Sude Hatun AKTIMUR1, Deniz BAYCELEBI2, Ahmet Kursad GUNES3, Levent YILDIZ2, Mehmet TURGUT4

1University of Health Sciences, Samsun Training and Research Hospital, Department of Hematology, Samsun, TURKEY
2On Dokuz Mayıs University, Faculty of Medicine, Department of Pathology, Samsun, TURKEY
3University of Health Sciences, Ankara City Hospital, Department of Hematology, Ankara
4On Dokuz Mayıs University, Faculty of Medicine, Department of Hematology, Samsun, TURKEY

Keywords: Essential thrombocythemia, Primary myelofibrosis, Anemia, Splenomegaly, Progression, Bone marrow
According to newly defined features of bone marrow (BM) histology, some of the patients who were previously diagnosed with essential thrombocythemia (ET) were accepted as early/prefibrotic PMF in recent publications. The aim of this study was to explore actual rate of pre-PMF according to the 2016 revised WHO criteria. Demographic characteristics of 160 patients diagnosed with ET between 2000-2017; laboratory values; cytogenetic profile; the treatments using; disease-related thromboembolic complications; progression of the disease to MF and AML; mortality rates and cause were recorded retrospectively. The diagnosis of pre-PMF or ET was confirmed by BM morphology and clinical follow-up.
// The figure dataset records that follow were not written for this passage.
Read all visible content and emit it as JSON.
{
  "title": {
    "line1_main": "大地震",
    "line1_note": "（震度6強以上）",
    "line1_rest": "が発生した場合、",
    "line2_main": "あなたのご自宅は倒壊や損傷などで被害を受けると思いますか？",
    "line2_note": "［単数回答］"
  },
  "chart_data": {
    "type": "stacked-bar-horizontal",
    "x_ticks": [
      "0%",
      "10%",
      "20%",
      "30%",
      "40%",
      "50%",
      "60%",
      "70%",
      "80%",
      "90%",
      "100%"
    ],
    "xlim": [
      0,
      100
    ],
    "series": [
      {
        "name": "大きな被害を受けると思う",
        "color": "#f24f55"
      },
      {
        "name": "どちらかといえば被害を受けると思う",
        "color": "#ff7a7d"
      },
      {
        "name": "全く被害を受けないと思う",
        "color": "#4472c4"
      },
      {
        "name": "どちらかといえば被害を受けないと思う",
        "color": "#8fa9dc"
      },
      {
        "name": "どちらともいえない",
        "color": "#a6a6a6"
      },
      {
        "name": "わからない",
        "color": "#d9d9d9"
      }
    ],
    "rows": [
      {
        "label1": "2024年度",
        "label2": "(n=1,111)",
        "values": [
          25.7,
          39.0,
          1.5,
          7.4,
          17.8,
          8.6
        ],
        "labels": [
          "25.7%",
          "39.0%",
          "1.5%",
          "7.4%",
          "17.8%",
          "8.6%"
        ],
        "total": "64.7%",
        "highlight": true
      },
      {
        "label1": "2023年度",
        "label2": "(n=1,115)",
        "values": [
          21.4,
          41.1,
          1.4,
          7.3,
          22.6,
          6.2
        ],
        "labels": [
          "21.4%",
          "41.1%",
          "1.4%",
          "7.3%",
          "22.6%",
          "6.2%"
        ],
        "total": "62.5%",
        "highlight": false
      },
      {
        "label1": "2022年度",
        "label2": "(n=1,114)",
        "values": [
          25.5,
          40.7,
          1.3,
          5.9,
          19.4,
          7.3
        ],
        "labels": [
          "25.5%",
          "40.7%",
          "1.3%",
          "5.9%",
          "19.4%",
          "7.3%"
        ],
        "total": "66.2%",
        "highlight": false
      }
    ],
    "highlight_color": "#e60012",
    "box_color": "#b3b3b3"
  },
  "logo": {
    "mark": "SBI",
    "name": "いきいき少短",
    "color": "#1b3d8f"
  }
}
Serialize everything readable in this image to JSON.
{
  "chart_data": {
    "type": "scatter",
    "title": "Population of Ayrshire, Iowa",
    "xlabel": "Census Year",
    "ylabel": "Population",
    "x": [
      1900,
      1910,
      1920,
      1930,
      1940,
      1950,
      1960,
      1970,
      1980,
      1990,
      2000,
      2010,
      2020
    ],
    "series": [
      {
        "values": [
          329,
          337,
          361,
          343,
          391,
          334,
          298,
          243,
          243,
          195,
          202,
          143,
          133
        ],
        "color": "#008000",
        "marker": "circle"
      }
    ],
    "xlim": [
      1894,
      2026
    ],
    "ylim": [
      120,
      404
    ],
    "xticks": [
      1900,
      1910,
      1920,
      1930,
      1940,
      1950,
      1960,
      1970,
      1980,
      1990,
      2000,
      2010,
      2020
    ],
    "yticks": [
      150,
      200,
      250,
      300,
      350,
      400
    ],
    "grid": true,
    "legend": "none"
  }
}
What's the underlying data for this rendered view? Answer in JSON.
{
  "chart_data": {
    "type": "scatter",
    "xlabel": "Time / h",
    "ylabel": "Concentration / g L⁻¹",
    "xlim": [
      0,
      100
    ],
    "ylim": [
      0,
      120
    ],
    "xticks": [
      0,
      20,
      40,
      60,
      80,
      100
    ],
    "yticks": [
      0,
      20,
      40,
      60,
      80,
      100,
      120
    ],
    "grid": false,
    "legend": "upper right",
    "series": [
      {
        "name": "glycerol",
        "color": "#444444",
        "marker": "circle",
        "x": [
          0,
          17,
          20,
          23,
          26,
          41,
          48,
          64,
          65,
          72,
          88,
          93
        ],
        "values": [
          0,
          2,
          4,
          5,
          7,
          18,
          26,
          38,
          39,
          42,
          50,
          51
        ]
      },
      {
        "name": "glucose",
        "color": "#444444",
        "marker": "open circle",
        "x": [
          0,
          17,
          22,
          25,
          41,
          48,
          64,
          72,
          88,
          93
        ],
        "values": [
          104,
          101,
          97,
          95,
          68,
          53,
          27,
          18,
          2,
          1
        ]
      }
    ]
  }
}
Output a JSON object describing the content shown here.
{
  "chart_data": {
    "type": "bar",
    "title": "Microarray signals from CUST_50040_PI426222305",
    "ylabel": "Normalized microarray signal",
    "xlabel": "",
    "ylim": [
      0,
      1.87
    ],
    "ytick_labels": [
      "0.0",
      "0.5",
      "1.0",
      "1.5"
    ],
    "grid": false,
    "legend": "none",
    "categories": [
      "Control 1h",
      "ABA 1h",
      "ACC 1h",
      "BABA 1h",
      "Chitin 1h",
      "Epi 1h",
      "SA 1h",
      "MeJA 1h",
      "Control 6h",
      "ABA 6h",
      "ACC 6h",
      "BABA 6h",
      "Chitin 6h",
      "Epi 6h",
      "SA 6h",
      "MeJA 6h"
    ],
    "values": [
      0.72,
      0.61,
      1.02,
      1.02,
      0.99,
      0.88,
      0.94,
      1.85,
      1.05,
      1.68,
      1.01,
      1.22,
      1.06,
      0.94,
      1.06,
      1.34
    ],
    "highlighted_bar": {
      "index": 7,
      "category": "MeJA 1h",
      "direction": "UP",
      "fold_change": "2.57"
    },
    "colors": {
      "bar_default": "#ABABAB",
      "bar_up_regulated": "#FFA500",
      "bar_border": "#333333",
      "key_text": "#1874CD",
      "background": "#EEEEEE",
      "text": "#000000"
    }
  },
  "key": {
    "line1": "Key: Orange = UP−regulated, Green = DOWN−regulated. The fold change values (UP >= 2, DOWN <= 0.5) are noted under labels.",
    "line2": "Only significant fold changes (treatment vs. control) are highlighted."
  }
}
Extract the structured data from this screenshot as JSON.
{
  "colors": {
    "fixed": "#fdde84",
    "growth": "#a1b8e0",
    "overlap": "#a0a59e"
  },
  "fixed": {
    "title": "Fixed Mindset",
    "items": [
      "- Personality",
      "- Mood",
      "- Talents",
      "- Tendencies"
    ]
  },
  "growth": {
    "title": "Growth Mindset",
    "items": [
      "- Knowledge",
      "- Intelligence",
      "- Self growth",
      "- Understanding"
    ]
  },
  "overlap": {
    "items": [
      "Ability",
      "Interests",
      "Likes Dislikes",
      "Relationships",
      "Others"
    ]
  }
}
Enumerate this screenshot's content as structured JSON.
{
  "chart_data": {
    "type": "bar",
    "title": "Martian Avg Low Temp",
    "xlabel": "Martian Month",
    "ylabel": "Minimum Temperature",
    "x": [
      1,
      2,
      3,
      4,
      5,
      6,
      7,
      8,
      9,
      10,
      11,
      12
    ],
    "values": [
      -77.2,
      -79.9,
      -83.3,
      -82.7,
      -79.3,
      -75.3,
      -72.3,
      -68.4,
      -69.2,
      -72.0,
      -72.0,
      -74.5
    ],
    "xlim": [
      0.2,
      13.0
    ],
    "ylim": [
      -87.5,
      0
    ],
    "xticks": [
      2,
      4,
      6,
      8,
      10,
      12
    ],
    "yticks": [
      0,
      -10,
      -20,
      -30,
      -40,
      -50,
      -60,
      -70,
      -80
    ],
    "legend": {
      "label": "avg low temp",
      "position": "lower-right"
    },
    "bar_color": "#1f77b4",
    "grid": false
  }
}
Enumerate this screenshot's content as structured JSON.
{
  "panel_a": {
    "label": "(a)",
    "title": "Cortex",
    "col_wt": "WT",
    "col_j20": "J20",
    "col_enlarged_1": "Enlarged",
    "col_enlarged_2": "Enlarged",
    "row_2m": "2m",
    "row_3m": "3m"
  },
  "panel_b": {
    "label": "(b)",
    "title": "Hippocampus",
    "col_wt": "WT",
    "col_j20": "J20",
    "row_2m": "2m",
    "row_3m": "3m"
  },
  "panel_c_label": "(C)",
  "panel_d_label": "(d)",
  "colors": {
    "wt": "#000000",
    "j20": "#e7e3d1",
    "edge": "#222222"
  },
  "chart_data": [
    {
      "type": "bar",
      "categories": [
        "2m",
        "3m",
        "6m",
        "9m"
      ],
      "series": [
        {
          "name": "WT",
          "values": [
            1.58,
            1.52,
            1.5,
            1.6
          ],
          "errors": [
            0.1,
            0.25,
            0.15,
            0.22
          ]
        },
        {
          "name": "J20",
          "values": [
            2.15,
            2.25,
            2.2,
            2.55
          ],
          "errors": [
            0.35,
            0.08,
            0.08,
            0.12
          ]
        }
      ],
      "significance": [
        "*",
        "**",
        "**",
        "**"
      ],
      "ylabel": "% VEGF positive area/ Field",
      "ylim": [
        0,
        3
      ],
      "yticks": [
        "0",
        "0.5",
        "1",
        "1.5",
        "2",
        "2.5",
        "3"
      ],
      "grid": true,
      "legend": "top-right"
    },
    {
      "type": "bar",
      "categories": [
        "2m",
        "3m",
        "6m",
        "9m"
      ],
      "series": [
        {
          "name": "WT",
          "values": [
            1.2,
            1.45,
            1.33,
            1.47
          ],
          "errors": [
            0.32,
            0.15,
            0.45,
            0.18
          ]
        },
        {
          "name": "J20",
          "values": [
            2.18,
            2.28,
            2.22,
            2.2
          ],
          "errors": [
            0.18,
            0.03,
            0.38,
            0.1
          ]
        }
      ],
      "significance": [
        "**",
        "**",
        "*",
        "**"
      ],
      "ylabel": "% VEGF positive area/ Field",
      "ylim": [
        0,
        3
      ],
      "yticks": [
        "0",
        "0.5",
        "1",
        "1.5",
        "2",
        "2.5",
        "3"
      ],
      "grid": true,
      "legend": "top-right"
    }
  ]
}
BM biopsy samples obtained during the initial diagnosis were available in 107 cases. 53 cases with inaccessible BM biopsies were excluded from the study. The distribution of female/male in cases of ET was 46/28. The incidence of progression to AML was higher in pre-PMF patients. (Progression to AML: PMF 15.15%; ET 4.05%; p= 0.044). The mean duration of progression-free survival in patients with progression to AML or PMF in pre-PMF patients was 52.1±7.37 months; ET was 62.44±10.20 months. Approximately 30% of patients previously diagnosed with ET consisted of pre-PMF patients. Anemia, high LDH level, and splenomegaly are parameters that can be used in the differential diagnosis of PMF.